As an example, Davidson (1974a: 186-187) compares scientists working in different scientific traditions or paradigms, arguing that they are working in different worlds. Language here has a secondary, yet significant, role in determining conceptual schemes. Another Davidsonian example is speakers of different languages, who may share a conceptual scheme, while there is the possibility of translation between languages. Nevertheless, as Davidson (1974a: 190) explains, "[...] the failure of intertranslatability is a necessary condition for difference of conceptual schemes." Davidson allows for partial translatability in introducing the possibility of making changes on the basis that any assumptions are held about shared beliefs, concepts and meanings on a universal conceptual scheme and ontology.
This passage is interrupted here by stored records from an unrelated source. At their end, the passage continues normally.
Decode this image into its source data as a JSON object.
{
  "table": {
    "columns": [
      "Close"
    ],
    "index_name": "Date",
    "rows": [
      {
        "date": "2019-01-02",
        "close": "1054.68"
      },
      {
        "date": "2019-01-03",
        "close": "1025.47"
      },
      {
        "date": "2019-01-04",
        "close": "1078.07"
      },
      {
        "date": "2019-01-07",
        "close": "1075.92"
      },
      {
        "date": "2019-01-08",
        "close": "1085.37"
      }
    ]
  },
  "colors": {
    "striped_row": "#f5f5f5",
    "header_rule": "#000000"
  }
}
           To illustrate the above further, Davidson introduces the notion of the second person, as someone that recognises an agent's response to an object, in recognition of his or her own response to be similar to an agent's. This is not a process of verification of the objects one responds to, but rather a process in which, without the second person's response to the first, the question of what language one speaks and how communication is established cannot be answered. Davidson (1992: 121) explains that, for one to be able to interpret another, the agent and the second speaker must have the same object in mind. Davidson emphasises that, like language, propositional attitudes such as belief and intention are also social. However, their truth is intersubjective rather than objective; hence it is dependent upon one's shared world and one's knowledge about a shared world with another. 

 

Blackburn (1984: 60) has pointed out that Davidson stated we can’t make any sense of fundamentally divergent conceptual schemes. Blackburn argues so with Wittgenstein, who wanted to connect the fact of a term being governed by a genuine rule, determining correctness and incorrectness of application, with its use, a custom, a technique or practice; it is the existence of a practice or technique that makes the difference (1984: 82, 92). Wittgenstein admitted to the possibility of knowing truths about sensory data and physical objects (OC §426, §§429-430, §481). His claims to the possibility of such knowledge are not inferred from other or others’ claims to knowledge (OC §488). Neither it is significant whether those latter claims take the form of empirical propositions, which have referential status with regard to a frame of reference (OC §83); nor they are meant as psychological remarks of inner experience (OC §447, §569), or put forth by persons with claims to authority regarding knowledge claims (OC §34, §91, §488). What is important to consider is the nature itself of the language-game, which, for Wittgenstein, is the use of words in language, or terms and concepts say in the visual arts. Wittgenstein construes physical objects as logical concepts, for which we use words without doubting their meaning. This become all the more obvious when considering the Davidsonian conceptual scheme in the visual arts, and specifically in painting, where it can help us evaluate the practice of painting-as-discourse.